On the other hand, in Dick Francis's "To The Hilt" I can tell you the main character's name was Alexander, he was a painter, he lived out in a bothy in Scotland, was a distant relative to an Earl, had been married to a horse trainer, wasn't liked by his stepfather, his mother was unemotional, his father died in a hunting accident, he wore his hair long, preferred acrylics to oils, was good at hiding things, was considered eccentric by everybody but himself...
Great character and great plot.
Bill Pronzini explains it pretty well here.
There's a real distinction, Mark.
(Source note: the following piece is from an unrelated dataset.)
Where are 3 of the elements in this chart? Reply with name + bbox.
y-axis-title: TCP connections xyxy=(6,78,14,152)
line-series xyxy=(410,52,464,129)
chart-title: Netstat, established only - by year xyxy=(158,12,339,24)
It's not just a matter of meaningless buzzwords and dartboard rejection reasons as some here have suggested.
I think you're absolutely right, Mark: you can't have one without the other, not really. (Barring really bad literary fiction, but that's just my nsho.)
I'm probably not one to comment on the whole female or male stereotype thing. I was the only person in the theater, man or woman, to clap her hands and squeal at the fight scene in Bourne Supremacy. (That was WAY cool!) I don't get a kick out of things blowing up, but I love fight scenes.
I tend to think of things through the reader's experience, but I won't bore you with a long, boring comment. I'll bore everyone with a post tomorrow, LOL. ;-)
Haha, Mark. Good point. Pregnancy as a complication of a story is a little annoying, now that you mention it.
And OMG, now the Asian Warhammer players are spamming your blog. Watch out!
Pregnancy is EXTREMELY annoying as a plot device. I mean, come on. In the "plot" that is my life, pregnancy means I gain 30 pounds and throw up every day for six months, not to mention lounge on the sofa, moaning and drinking coke, while my current kid(s) destroy the house around me.
Er, plot v character? What he said. :D
Hardly scintillating stuff.
Although it’s hard to pin down a solid definition between character versus plot driven stories, I tend to know the difference when I read them. To me, the key element in a character driven story is growth. The main character is not the same person at the end that he or she was at the beginning. The character changes, sometimes for good, sometimes not. But there’s always some change, no matter how small.
In plot-driven stories such as James Bond or Dirk Pitt novels, there’s little if any change or growth in the main character from beginning to end. Their job is to act and react to the plot. In the end, 007 is the same guy he was at the beginning.
Joe,
(I'm waiting for those 30,000 words you promised me!)
So it's like the definition of obscenity, huh? You know it when you see it?
I don't disagree, I just wonder, has Alexa Delaware changed much over the course of 20 books or so? I think Kinsey Millhone has (not necessarily for the better; she's crabbier and more insulated than she was 17 or 18 books ago). John Rain has changed a lot, interestingly, because Barry Eisler writes spy novels, but I would call his books very character-driven, although they have strong plots as well.
What about the novels of Child and Preston, though? Definitely plot-driven. But has Agent Pendergast, certainly one of the more interesting characters in thriller fiction, changed? I'm not sure.
Word verification: slatiog
(I'm waiting for those 30,000 words you promised me!) They're on the way.